Волков немного помолчал, собираясь с мыслями. Я не торопил его.

– С чего начать? – решившись на исповедь, спросил он.

– Хоть с чего! – подбодрил я. – Можешь с того дня, когда ты в первый раз в жизни взял в руки карандаш. Ты, Паша, рассказывай, я не спешу. Да и тебе спешить уже некуда. Курить будешь?

– Я не курю… С первого дня, значит? Первый день, когда взял в руки карандаш, я не помню, а вот как рисовать начал, могу рассказать. В двенадцать лет я заболел и целый год просидел дома. Читать я не люблю, по телевизору ничего интересного не показывают, на улицу выйти не мог, и я начал рисовать. Вначале я работал карандашом, потом – красками. После выздоровления родители отправили меня в санаторий, где я долечивался еще год. В санатории мои работы попались на глаза местному художнику, и он сказал, что у меня талант, который надо развивать. Вернувшись домой, я записался в студию «Возрождение» при художественном училище. Там-то я в первый раз и увидел Каретину. Она была настолько непорочна, что вся светилась от внутренней чистоты. Как-то раз Осмоловский предложил нам написать карандашный портрет Каретиной. Как сейчас помню, она позировала вполоборота, с яблоком вместо граната в руке. Узнали композицию? Художник Данте, «Прозерпина». Моя работа Осмоловскому понравилась. Он сказал, что в глазах нарисованной Луизы есть проблески зарождающейся жизни. Не ее жизни, а моей, жизни будущего художника. С того дня Каретина стала моей музой. Я рисовал ее каждый день, а когда не видел ее, то делал наброски по памяти. И очень быстро… да нет, с самого начала, она стала моим стержнем. Вы видели, как делают «сахарную вату»? На палочку наматывают застывший вспененный сироп слой за слоем. Вот так же и у меня: чтобы нарисовать любую композицию, мне надо было мысленно включить в нее Луизу. Скажем, чтобы нарисовать вазу, я должен был представить рядом с ней Каретину. Если я рисовал пейзаж, то это была незримая Луиза на опушке леса. Без ее образа я не мог творить.

– Ты рисовал ее обнаженной? – не удержался я.

– Конечно. Луиза без одежды получалась у меня даже лучше, чем у Осмоловского, а он хоть и сволочь, но мастер.

– Картина, где она стоит с фламинго, не твоя?

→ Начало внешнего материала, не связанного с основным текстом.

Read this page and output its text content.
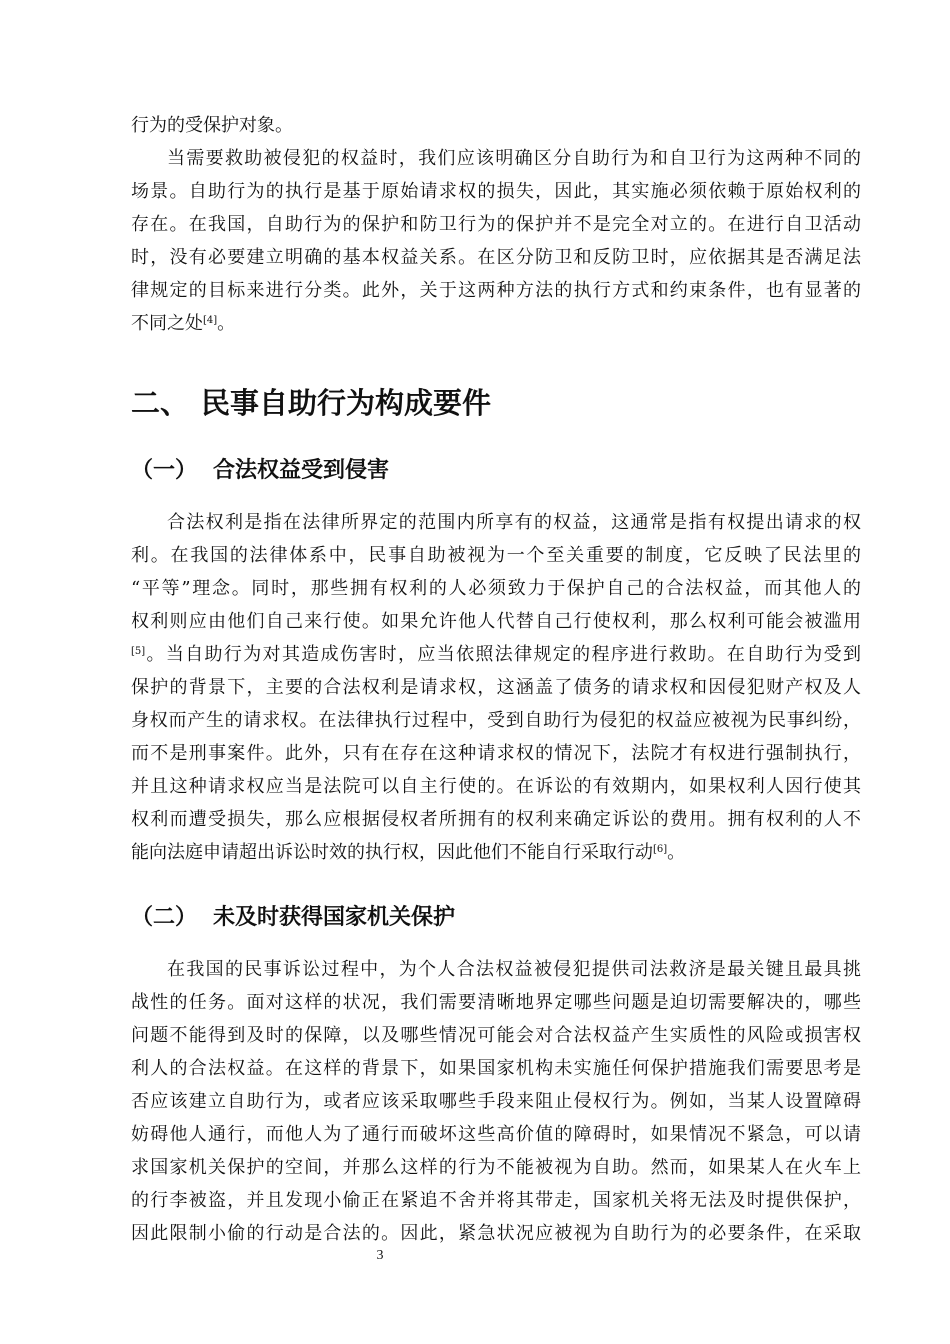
行为的受保护对象。
当需要救助被侵犯的权益时，我们应该明确区分自助行为和自卫行为这两种不同的
场景。自助行为的执行是基于原始请求权的损失，因此，其实施必须依赖于原始权利的
存在。在我国，自助行为的保护和防卫行为的保护并不是完全对立的。在进行自卫活动
时，没有必要建立明确的基本权益关系。在区分防卫和反防卫时，应依据其是否满足法
律规定的目标来进行分类。此外，关于这两种方法的执行方式和约束条件，也有显著的
不同之处[4]。
二、 民事自助行为构成要件
（一） 合法权益受到侵害
合法权利是指在法律所界定的范围内所享有的权益，这通常是指有权提出请求的权
利。在我国的法律体系中，民事自助被视为一个至关重要的制度，它反映了民法里的
“平等”理念。同时，那些拥有权利的人必须致力于保护自己的合法权益，而其他人的
权利则应由他们自己来行使。如果允许他人代替自己行使权利，那么权利可能会被滥用
[5]。当自助行为对其造成伤害时，应当依照法律规定的程序进行救助。在自助行为受到
保护的背景下，主要的合法权利是请求权，这涵盖了债务的请求权和因侵犯财产权及人
身权而产生的请求权。在法律执行过程中，受到自助行为侵犯的权益应被视为民事纠纷，
而不是刑事案件。此外，只有在存在这种请求权的情况下，法院才有权进行强制执行，
并且这种请求权应当是法院可以自主行使的。在诉讼的有效期内，如果权利人因行使其
权利而遭受损失，那么应根据侵权者所拥有的权利来确定诉讼的费用。拥有权利的人不
能向法庭申请超出诉讼时效的执行权，因此他们不能自行采取行动[6]。
（二） 未及时获得国家机关保护
在我国的民事诉讼过程中，为个人合法权益被侵犯提供司法救济是最关键且最具挑
战性的任务。面对这样的状况，我们需要清晰地界定哪些问题是迫切需要解决的，哪些
问题不能得到及时的保障，以及哪些情况可能会对合法权益产生实质性的风险或损害权
利人的合法权益。在这样的背景下，如果国家机构未实施任何保护措施我们需要思考是
否应该建立自助行为，或者应该采取哪些手段来阻止侵权行为。例如，当某人设置障碍
妨碍他人通行，而他人为了通行而破坏这些高价值的障碍时，如果情况不紧急，可以请
求国家机关保护的空间，并那么这样的行为不能被视为自助。然而，如果某人在火车上
的行李被盗，并且发现小偷正在紧追不舍并将其带走，国家机关将无法及时提供保护，
因此限制小偷的行动是合法的。因此，紧急状况应被视为自助行为的必要条件，在采取
3
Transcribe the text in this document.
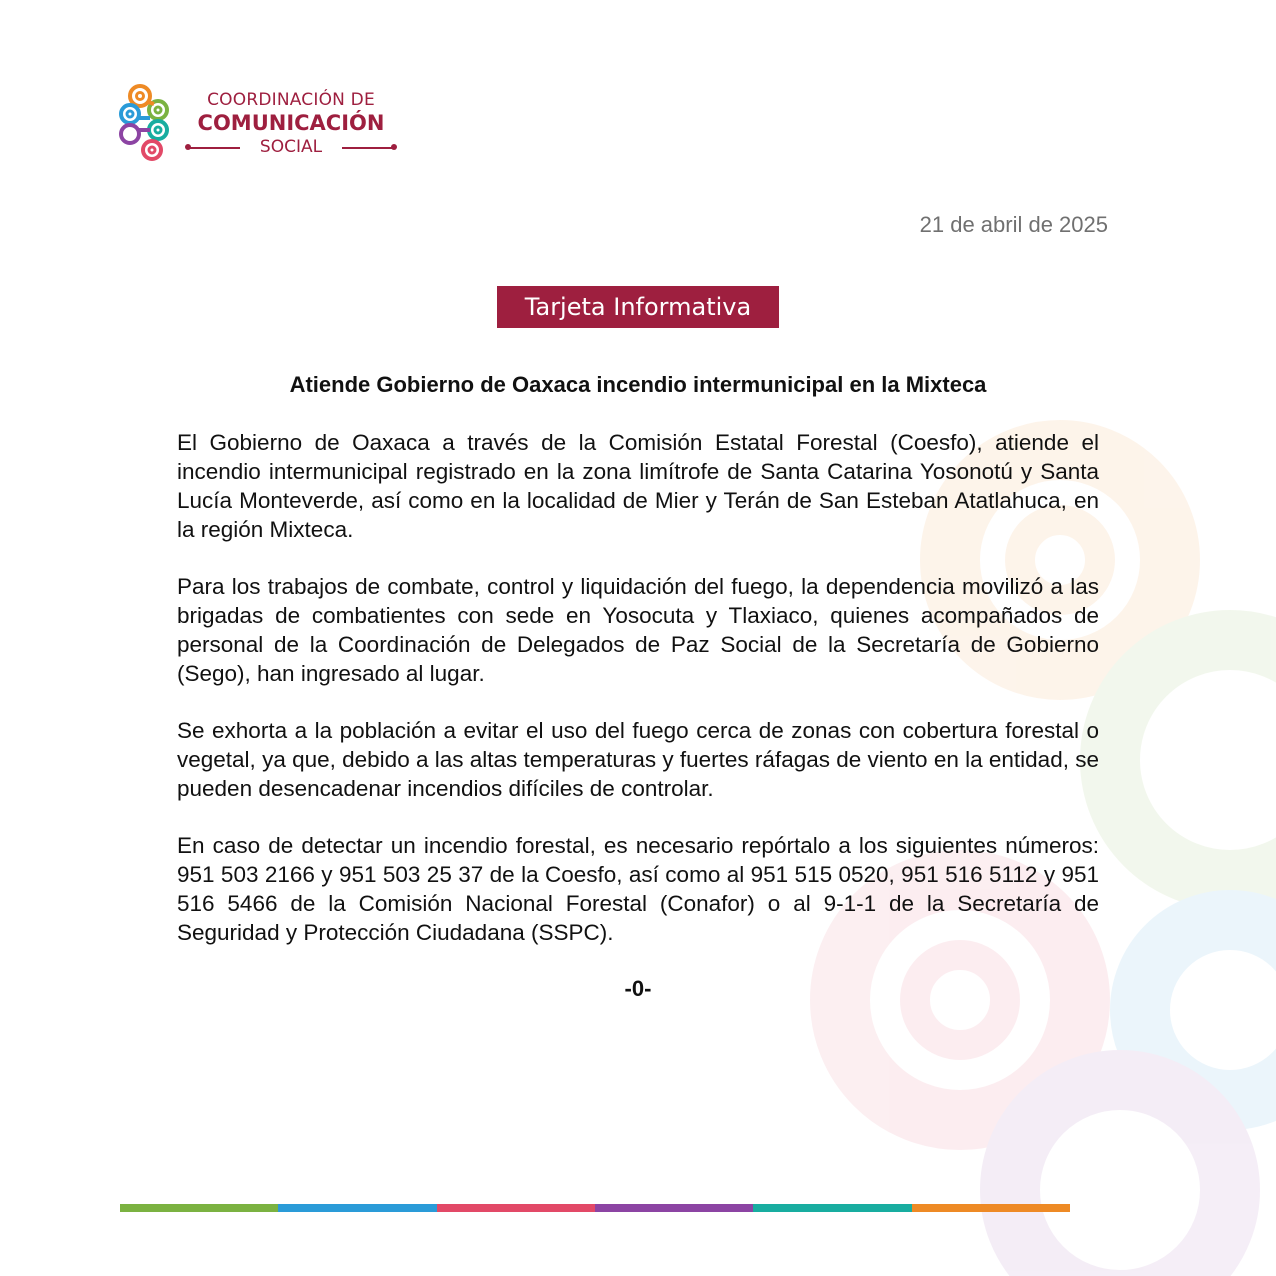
COORDINACIÓN DE
COMUNICACIÓN
SOCIAL
21 de abril de 2025
Tarjeta Informativa
Atiende Gobierno de Oaxaca incendio intermunicipal en la Mixteca

El Gobierno de Oaxaca a través de la Comisión Estatal Forestal (Coesfo), atiende el incendio intermunicipal registrado en la zona limítrofe de Santa Catarina Yosonotú y Santa Lucía Monteverde, así como en la localidad de Mier y Terán de San Esteban Atatlahuca, en la región Mixteca.

Para los trabajos de combate, control y liquidación del fuego, la dependencia movilizó a las brigadas de combatientes con sede en Yosocuta y Tlaxiaco, quienes acompañados de personal de la Coordinación de Delegados de Paz Social de la Secretaría de Gobierno (Sego), han ingresado al lugar.

Se exhorta a la población a evitar el uso del fuego cerca de zonas con cobertura forestal o vegetal, ya que, debido a las altas temperaturas y fuertes ráfagas de viento en la entidad, se pueden desencadenar incendios difíciles de controlar.

En caso de detectar un incendio forestal, es necesario repórtalo a los siguientes números: 951 503 2166 y 951 503 25 37 de la Coesfo, así como al 951 515 0520, 951 516 5112 y 951 516 5466 de la Comisión Nacional Forestal (Conafor) o al 9-1-1 de la Secretaría de Seguridad y Protección Ciudadana (SSPC).

-0-
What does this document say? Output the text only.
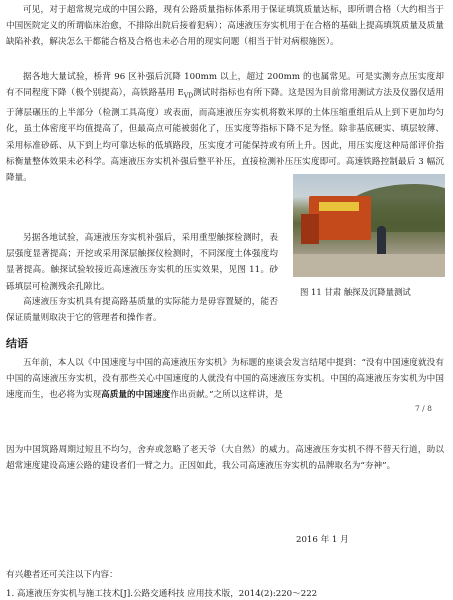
可见，对于超常规完成的中国公路，现有公路质量指标体系用于保证填筑质量达标，即所谓合格（大约相当于中国医院定义的所谓临床治愈，不排除出院后接着犯病）；高速液压夯实机用于在合格的基础上提高填筑质量及质量缺陷补救，解决怎么干都能合格及合格也未必合用的现实问题（相当于针对病根施医）。

据各地大量试验，桥背 96 区补强后沉降 100mm 以上，超过 200mm 的也属常见。可是实测夯点压实度却有不同程度下降（极个别提高），高铁路基用 $E_{VD}$测试时指标也有所下降。这是因为目前常用测试方法及仪器仅适用于薄层碾压的上半部分（检测工具高度）或表面，而高速液压夯实机将数米厚的土体压缩重组后从上到下更加均匀化，虽土体密度平均值提高了，但最高点可能被弱化了，压实度等指标下降不足为怪。除非基底硬实、填层较薄、采用标准砂砾、从下到上均可靠达标的低填路段，压实度才可能保持或有所上升。因此，用压实度这种局部评价指标衡量整体效果未必科学。高速液压夯实机补强后整平补压，直接检测补压压实度即可。高速铁路控制最后 3 幅沉降量。

另据各地试验，高速液压夯实机补强后，采用重型触探检测时，表层强度显著提高；开挖或采用深层触探仪检测时，不同深度土体强度均显著提高。触探试验较接近高速液压夯实机的压实效果，见图 11。砂砾填层可检测残余孔隙比。

高速液压夯实机具有提高路基质量的实际能力是毋容置疑的，能否保证质量则取决于它的管理者和操作者。

图 11 甘肃 触探及沉降量测试

结语

五年前，本人以《中国速度与中国的高速液压夯实机》为标题的座谈会发言结尾中提到：“没有中国速度就没有中国的高速液压夯实机，没有那些关心中国速度的人就没有中国的高速液压夯实机。中国的高速液压夯实机为中国速度而生，也必将为实现高质量的中国速度作出贡献。”之所以这样讲，是

7 / 8

因为中国筑路周期过短且不均匀，舍弃或忽略了老天爷（大自然）的威力。高速液压夯实机不得不替天行道，助以超常速度建设高速公路的建设者们一臂之力。正因如此，我公司高速液压夯实机的品牌取名为“夯神”。

2016 年 1 月

有兴趣者还可关注以下内容：

1. 高速液压夯实机与施工技术[J].公路交通科技 应用技术版，2014(2):220～222
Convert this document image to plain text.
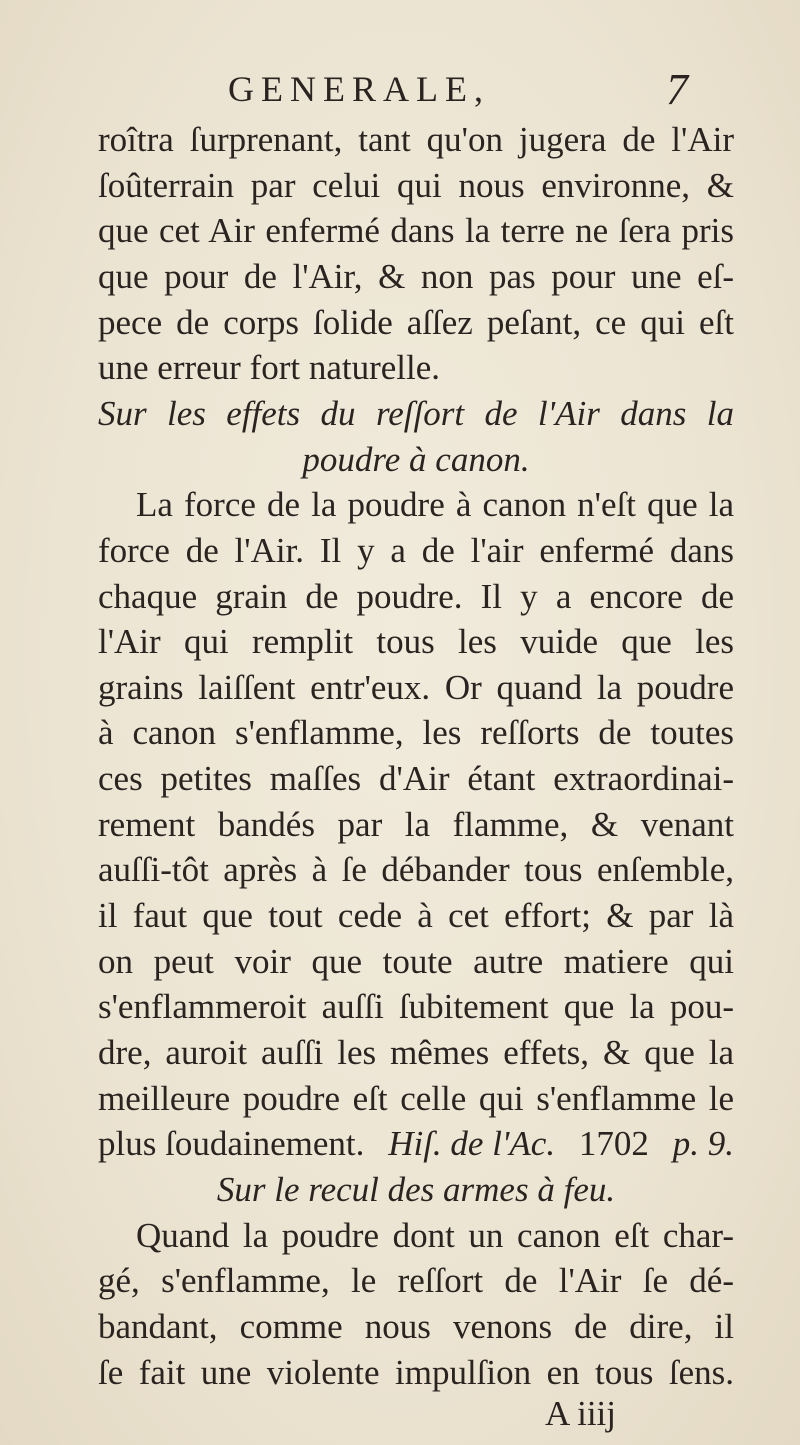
GENERALE,	7
roîtra ſurprenant, tant qu'on jugera de l'Air
ſoûterrain par celui qui nous environne, &
que cet Air enfermé dans la terre ne ſera pris
que pour de l'Air, & non pas pour une eſ-
pece de corps ſolide aſſez peſant, ce qui eſt
une erreur fort naturelle.
Sur les effets du reſſort de l'Air dans la
poudre à canon.
La force de la poudre à canon n'eſt que la
force de l'Air. Il y a de l'air enfermé dans
chaque grain de poudre. Il y a encore de
l'Air qui remplit tous les vuide que les
grains laiſſent entr'eux. Or quand la poudre
à canon s'enflamme, les reſſorts de toutes
ces petites maſſes d'Air étant extraordinai-
rement bandés par la flamme, & venant
auſſi-tôt après à ſe débander tous enſemble,
il faut que tout cede à cet effort; & par là
on peut voir que toute autre matiere qui
s'enflammeroit auſſi ſubitement que la pou-
dre, auroit auſſi les mêmes effets, & que la
meilleure poudre eſt celle qui s'enflamme le
plus ſoudainement. Hiſ. de l'Ac. 1702 p. 9.
Sur le recul des armes à feu.
Quand la poudre dont un canon eſt char-
gé, s'enflamme, le reſſort de l'Air ſe dé-
bandant, comme nous venons de dire, il
ſe fait une violente impulſion en tous ſens.
A iiij
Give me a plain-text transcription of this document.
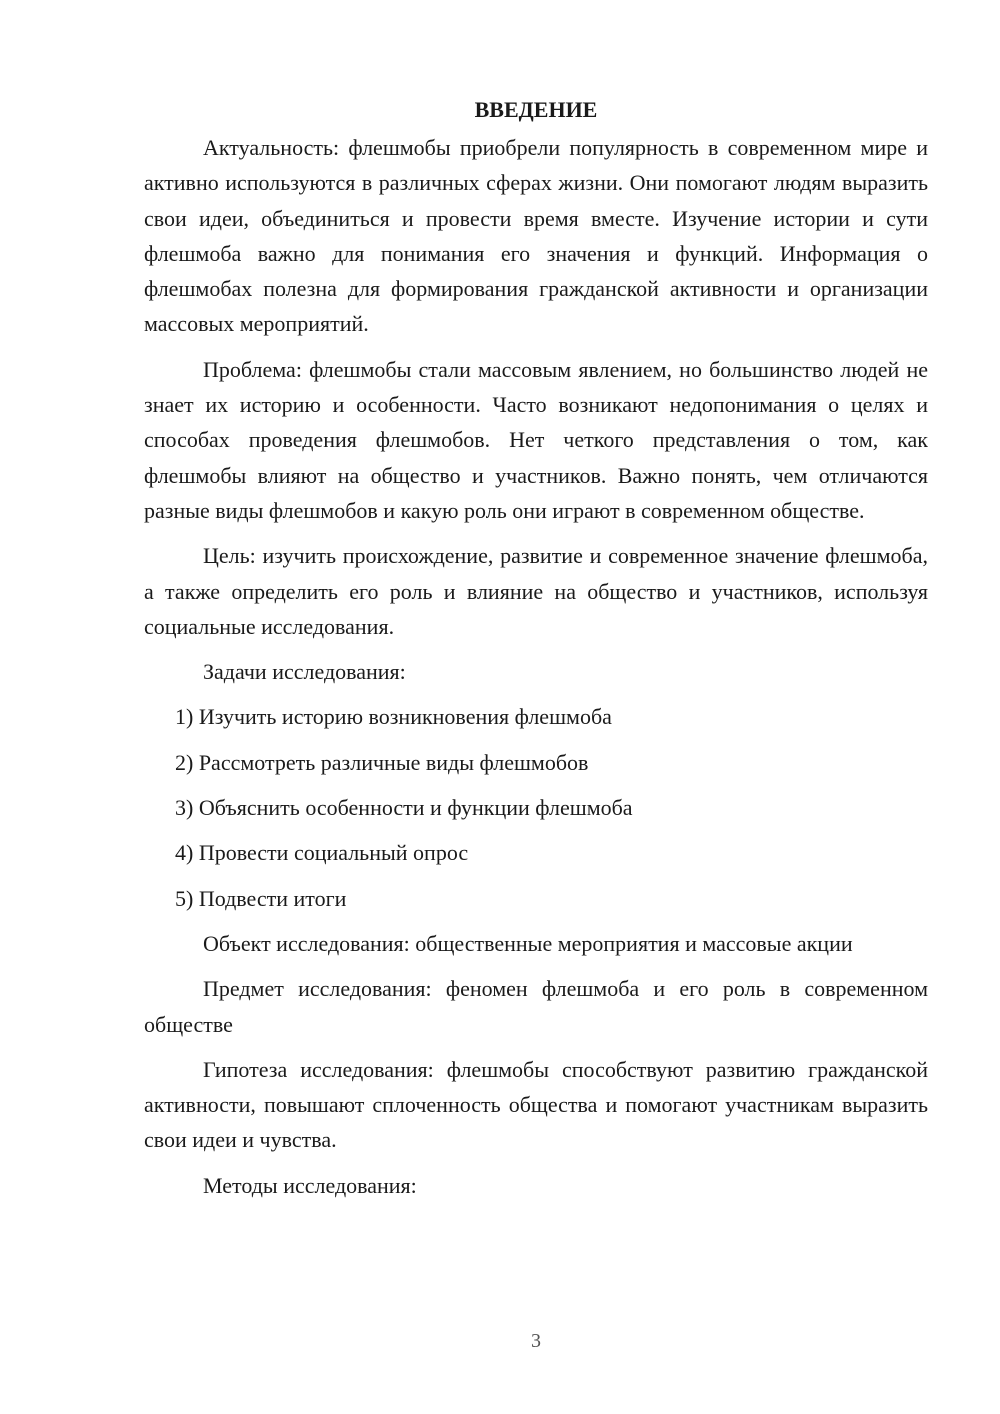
ВВЕДЕНИЕ

Актуальность: флешмобы приобрели популярность в современном мире и активно используются в различных сферах жизни. Они помогают людям выразить свои идеи, объединиться и провести время вместе. Изучение истории и сути флешмоба важно для понимания его значения и функций. Информация о флешмобах полезна для формирования гражданской активности и организации массовых мероприятий.

Проблема: флешмобы стали массовым явлением, но большинство людей не знает их историю и особенности. Часто возникают недопонимания о целях и способах проведения флешмобов. Нет четкого представления о том, как флешмобы влияют на общество и участников. Важно понять, чем отличаются разные виды флешмобов и какую роль они играют в современном обществе.

Цель: изучить происхождение, развитие и современное значение флешмоба, а также определить его роль и влияние на общество и участников, используя социальные исследования.

Задачи исследования:

1) Изучить историю возникновения флешмоба
2) Рассмотреть различные виды флешмобов
3) Объяснить особенности и функции флешмоба
4) Провести социальный опрос
5) Подвести итоги

Объект исследования: общественные мероприятия и массовые акции

Предмет исследования: феномен флешмоба и его роль в современном обществе

Гипотеза исследования: флешмобы способствуют развитию гражданской активности, повышают сплоченность общества и помогают участникам выразить свои идеи и чувства.

Методы исследования:

3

Или ее Осмоловский нарисовал?

– О нет, что вы! Композиция «Девушка и фламинго» – это настоящее произведение искусства. Ее автор – известнейший художник. Луиза заплатила за эту картину пять тысяч рублей.

– Сколько? – поразился я.

– Пять тысяч. Это недорого. Картины этого художника покупают иностранцы, он выставляется на самых престижных выставках по всему миру, а тут какие-то жалкие пять кусков! Это называется «даром отдал». Ну не совсем даром. Сейчас-то я понимаю, что она не только позировала ему… Вот дура! Она своей похотью всю мою жизнь под откос пустила. Если бы вы знали, как у нас все классно получалось! Как-то я написал картину, где запечатлел Луизу в образе спартанской девушки, подающей лавровый венок раненому воину. Эту картину Осмоловский продал за пятьсот рублей: сто – мне, ему и Луизе – по двести. По фотографии этой картины нашелся новый заказчик, который пожелал, чтобы вместо абстрактного воина я изобразил его. Луизу я рисовал с натуры, а заказчика – по фотографии и по карандашным наброскам, которые сделал Осмоловский. Месяц работы – тысяча рублей на троих! Спрашивается, чего Каретиной не хватало?

– Паша, давай от высокого искусства перейдем к истории с вазой. Кстати, мне тут сказали, что сама Луиза рисовать не умела.

– Почему же? Лубочный рисунок, рублей на пятьдесят, она бы набросала в два счета. Неодушевленные предметы у нее получались неплохо. Скажем, вазу она могла хорошо изобразить, а цветы в этой вазе – нет.

– Растения и люди у нее не получались?

– Возьмите карандаш и нарисуйте розу. По вашему рисунку любой поймет, что это роза, а не кактус. Нарисовать цветок не проблема, а вот вдохнуть в него жизнь – не каждому дано. Луиза могла нарисовать цветы, но выглядели бы они ненатурально, так, мазня какая-то. За портреты она даже не бралась. Портрет – это особый вид изобразительного искусства. Вдохнуть душу в него мало у кого получается. Вы видели портрет матери Луизы? Один известный художник по просьбе Осмоловского рисовал. Толку-то! Глаза безжизненные, как у куклы в магазине.